Die polnischen Ausgräber haben direkt auf die mysteriösen Siedlungslücken im frühen Mittelalter gezielt. Sie wollten dabei nicht nur die leeren drei Jahrhunderte vom 7. bis zum 10. Jh. füllen, sondern auch die Identität der Neusiedler ermitteln, die nach Abzug von Goten und Gepiden im späten 6. und frühen 7. Jh. das Danziger Gebiet übernommen haben. Waren es Balten – vor allem Pruzzen, die Namensgeber Preußens – oder Slawen?

„Die Regierung stellte erhebliche Mittel für die kostspieligen Grabungen bereit; es geschah dies deshalb, weil nachgewiesen werden sollte, dass von Anfang an die engsten Beziehungen zwischen Danzig und dem polnischen Staat bestanden hätten“ [Keyser 1963, 317].

Die politischen Motive waren gewiss vorhanden. Sie sind nach dem Sturz des marxistisch-leninistischen Regimes auch unumwunden eingeräumt worden. Kein Geringerer als der Direktor des Danziger archäologischen Museums, Henryk Paner [1997], hat bereits vor einem halben Jahrzehnt der wissenschaftlichen Redlichkeit eine Lanze gebrochen. Vor allem bei den rechtstädtischen Ausgrabungen waren jedoch schon sehr früh Wissenschaftler und nicht so sehr Ideologen am Werke. Unter ihnen ragt Andrej Zbierski heraus. Er hat für seine Ermittlung der Stratigraphie Danzigs auch den Respekt der vertriebenen deutschen Gelehrten gewonnen:

„Zbierski hat […] einen umfassenden Überblick über die gesamten Ergebnisse der von ihm und anderen vor 1962 unternommenen Ausgrabungen geboten [Zbierski 1964, eine Art Frühfassung von Zbierski 1978, G.H.]. Jeder, der sich über die Frühgeschichte Danzigs unterrichten will, muß künftig dieses dankenswerte Werk benutzen“ [Keyser 1967, 688 f.].
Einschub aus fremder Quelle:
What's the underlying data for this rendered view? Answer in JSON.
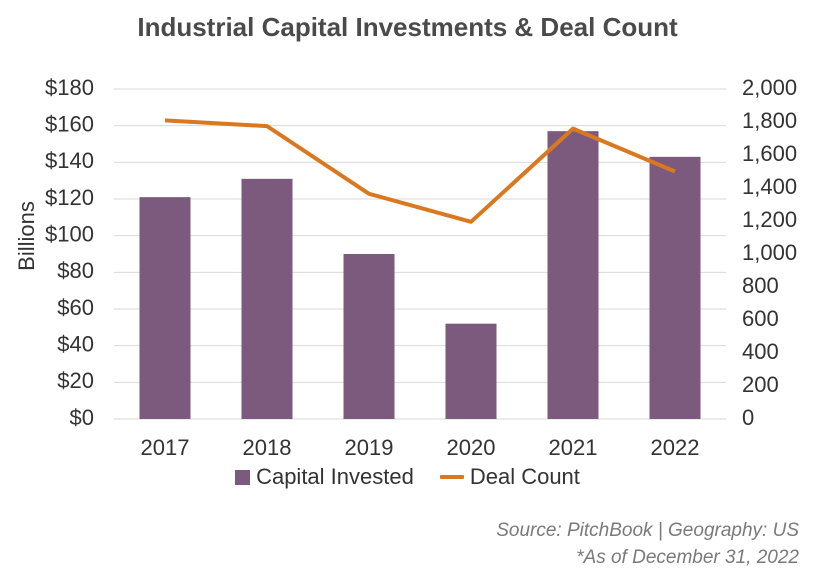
{
  "colors": {
    "bar": "#7b5a7d",
    "line": "#d9781f",
    "grid": "#d9d9d9",
    "text": "#333333"
  },
  "chart_data": {
    "type": "bar",
    "title": "Industrial Capital Investments & Deal Count",
    "categories": [
      "2017",
      "2018",
      "2019",
      "2020",
      "2021",
      "2022"
    ],
    "ylabel": "Billions",
    "ylim": [
      0,
      180
    ],
    "y_ticks": [
      "$0",
      "$20",
      "$40",
      "$60",
      "$80",
      "$100",
      "$120",
      "$140",
      "$160",
      "$180"
    ],
    "y2lim": [
      0,
      2000
    ],
    "y2_ticks": [
      "0",
      "200",
      "400",
      "600",
      "800",
      "1,000",
      "1,200",
      "1,400",
      "1,600",
      "1,800",
      "2,000"
    ],
    "grid": true,
    "legend_position": "bottom",
    "series": [
      {
        "name": "Capital Invested",
        "type": "bar",
        "axis": "left",
        "values": [
          121,
          131,
          90,
          52,
          157,
          143
        ]
      },
      {
        "name": "Deal Count",
        "type": "line",
        "axis": "right",
        "values": [
          1810,
          1775,
          1365,
          1195,
          1760,
          1500
        ]
      }
    ]
  },
  "footnotes": {
    "source": "Source: PitchBook | Geography: US",
    "as_of": "*As of December 31, 2022"
  }
}
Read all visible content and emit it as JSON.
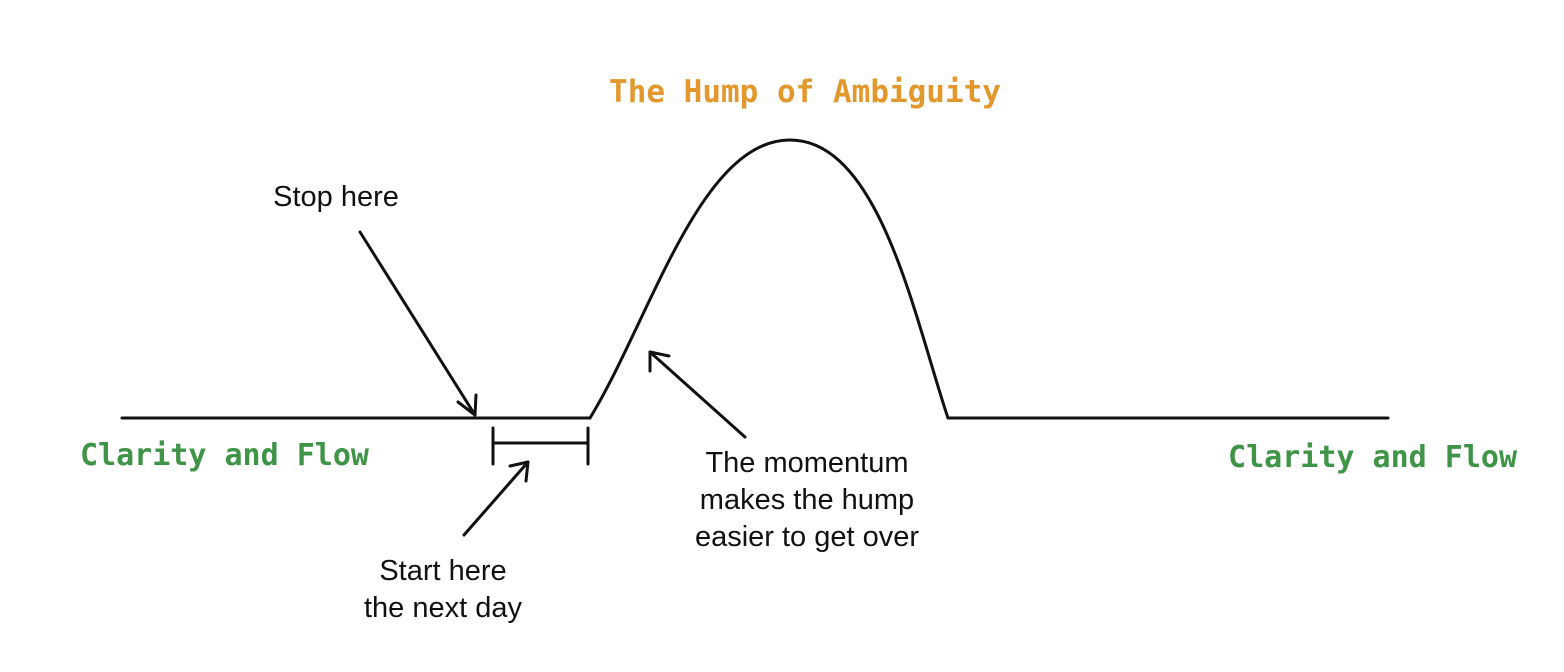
{
  "title": "The Hump of Ambiguity",
  "left_region_label": "Clarity and Flow",
  "right_region_label": "Clarity and Flow",
  "annotations": {
    "stop": "Stop here",
    "start_line1": "Start here",
    "start_line2": "the next day",
    "momentum_line1": "The momentum",
    "momentum_line2": "makes the hump",
    "momentum_line3": "easier to get over"
  },
  "colors": {
    "title": "#E3982E",
    "region_label": "#3F9447",
    "ink": "#111111"
  }
}
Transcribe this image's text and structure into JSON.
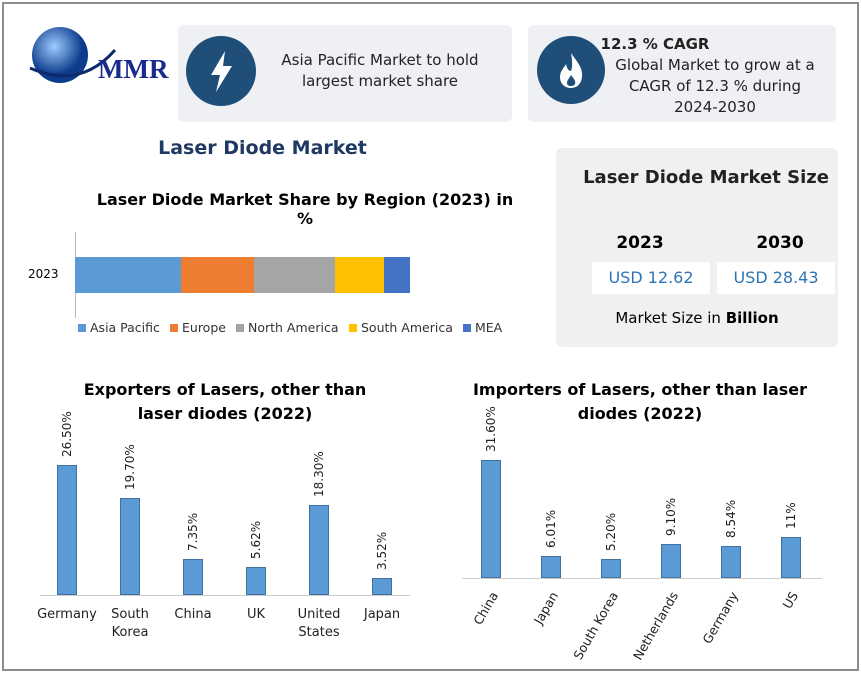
{
  "header": {
    "logo": "MMR",
    "highlight": "Asia Pacific Market to hold largest market share",
    "cagr_title": "12.3 % CAGR",
    "cagr_text": "Global Market to grow at a CAGR of 12.3 % during 2024-2030"
  },
  "title": "Laser Diode Market",
  "market_size": {
    "title": "Laser Diode Market Size",
    "years": [
      "2023",
      "2030"
    ],
    "values": [
      "USD 12.62",
      "USD 28.43"
    ],
    "note": "Market Size in",
    "unit": "Billion"
  },
  "chart_data": [
    {
      "type": "stacked_bar",
      "title": "Laser Diode Market Share by Region (2023) in %",
      "categories": [
        "2023"
      ],
      "series": [
        {
          "name": "Asia Pacific",
          "color": "#5b9bd5",
          "values": [
            31.6
          ]
        },
        {
          "name": "Europe",
          "color": "#ed7d31",
          "values": [
            21.8
          ]
        },
        {
          "name": "North America",
          "color": "#a5a5a5",
          "values": [
            24.2
          ]
        },
        {
          "name": "South America",
          "color": "#ffc000",
          "values": [
            14.6
          ]
        },
        {
          "name": "MEA",
          "color": "#4472c4",
          "values": [
            7.8
          ]
        }
      ]
    },
    {
      "type": "bar",
      "title": "Exporters of Lasers, other than laser diodes (2022)",
      "categories": [
        "Germany",
        "South Korea",
        "China",
        "UK",
        "United States",
        "Japan"
      ],
      "values": [
        26.5,
        19.7,
        7.35,
        5.62,
        18.3,
        3.52
      ],
      "value_labels": [
        "26.50%",
        "19.70%",
        "7.35%",
        "5.62%",
        "18.30%",
        "3.52%"
      ],
      "color": "#5b9bd5"
    },
    {
      "type": "bar",
      "title": "Importers of Lasers, other than laser diodes (2022)",
      "categories": [
        "China",
        "Japan",
        "South Korea",
        "Netherlands",
        "Germany",
        "US"
      ],
      "values": [
        31.6,
        6.01,
        5.2,
        9.1,
        8.54,
        11
      ],
      "value_labels": [
        "31.60%",
        "6.01%",
        "5.20%",
        "9.10%",
        "8.54%",
        "11%"
      ],
      "color": "#5b9bd5"
    }
  ]
}
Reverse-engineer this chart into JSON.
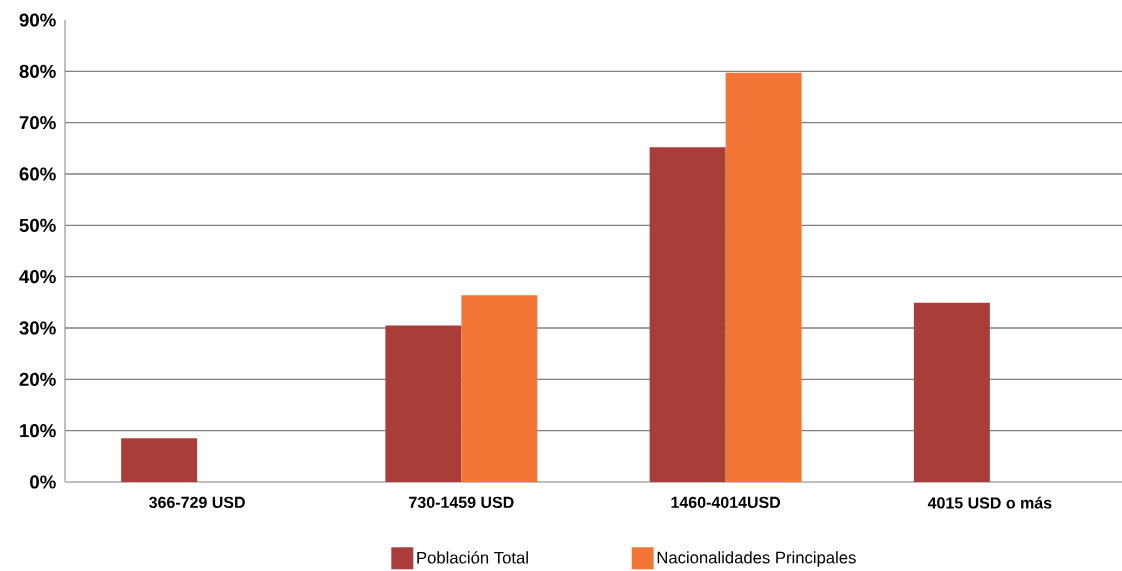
{
  "chart_data": {
    "type": "bar",
    "categories": [
      "366-729 USD",
      "730-1459 USD",
      "1460-4014USD",
      "4015 USD o más"
    ],
    "series": [
      {
        "name": "Población Total",
        "color": "#a93d3a",
        "values": [
          8.5,
          30.5,
          65.2,
          34.9
        ]
      },
      {
        "name": "Nacionalidades Principales",
        "color": "#f37637",
        "values": [
          null,
          36.4,
          79.7,
          null
        ]
      }
    ],
    "ylim": [
      0,
      90
    ],
    "yticks": [
      {
        "value": 0,
        "label": "0%"
      },
      {
        "value": 10,
        "label": "10%"
      },
      {
        "value": 20,
        "label": "20%"
      },
      {
        "value": 30,
        "label": "30%"
      },
      {
        "value": 40,
        "label": "40%"
      },
      {
        "value": 50,
        "label": "50%"
      },
      {
        "value": 60,
        "label": "60%"
      },
      {
        "value": 70,
        "label": "70%"
      },
      {
        "value": 80,
        "label": "80%"
      },
      {
        "value": 90,
        "label": "90%"
      }
    ],
    "grid": "y",
    "legend": "bottom"
  }
}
Zbierski hat vor allem im östlichen Teil der Langgasse am und unter dem Rathaus sowie an der heutigen Lage des Neptunbrunnens vor dem Artushof gearbeitet. Etwas weniger intensiv sind die Untersuchungen bei der Nikolaikirche (Dominikanerkloster) ausgefallen. Aufgedeckt wurden bei diesen Grabungen Teile

„einer relativ starken Kulturschicht aus der 2. Hälfte des 9. oder dem Anfang des 10. Jahrhunderts. […] Aber auch diese Siedlung scheint noch nicht die älteste gewesen zu sein, konnte man doch im Erdwall Teile einer noch älteren Besiedlung, die auf das 7. Jahrhundert zu datieren seien, finden. Die Siedlung des 9./10. Jahrhunderts wurde dann abgelöst durch eine spätere des 10.-12. Jahrhunderts, deren Überreste u.a. eine fortgeschrittene Handwerkskunst zeigen, da die ausgegrabenen Scherben einer nur mit der Töpferscheibe gefertigten Keramik angehören. Auf jeden Fall war sie befestigt durch eine starke Umwallung in der damals im slawischen Raum typischen Holz-Erde-Konstruktion, stellte möglicherweise, da keine Spuren von Tierdung gefunden wurden, eine Siedlung des Hafen-Handelstyps dar in der Nähe des alten Laufs der Mottlau und dürfte dann über einen Markt verfügt haben. Ihre räumliche Ausdehnung und Einwohnerzahl wird auf höchstens drei ha mit maximal 2000 Bewohnern geschätzt“ [Lingenberg 1982, 268; Fettkursivdruck hier und im Weiteren G.H.].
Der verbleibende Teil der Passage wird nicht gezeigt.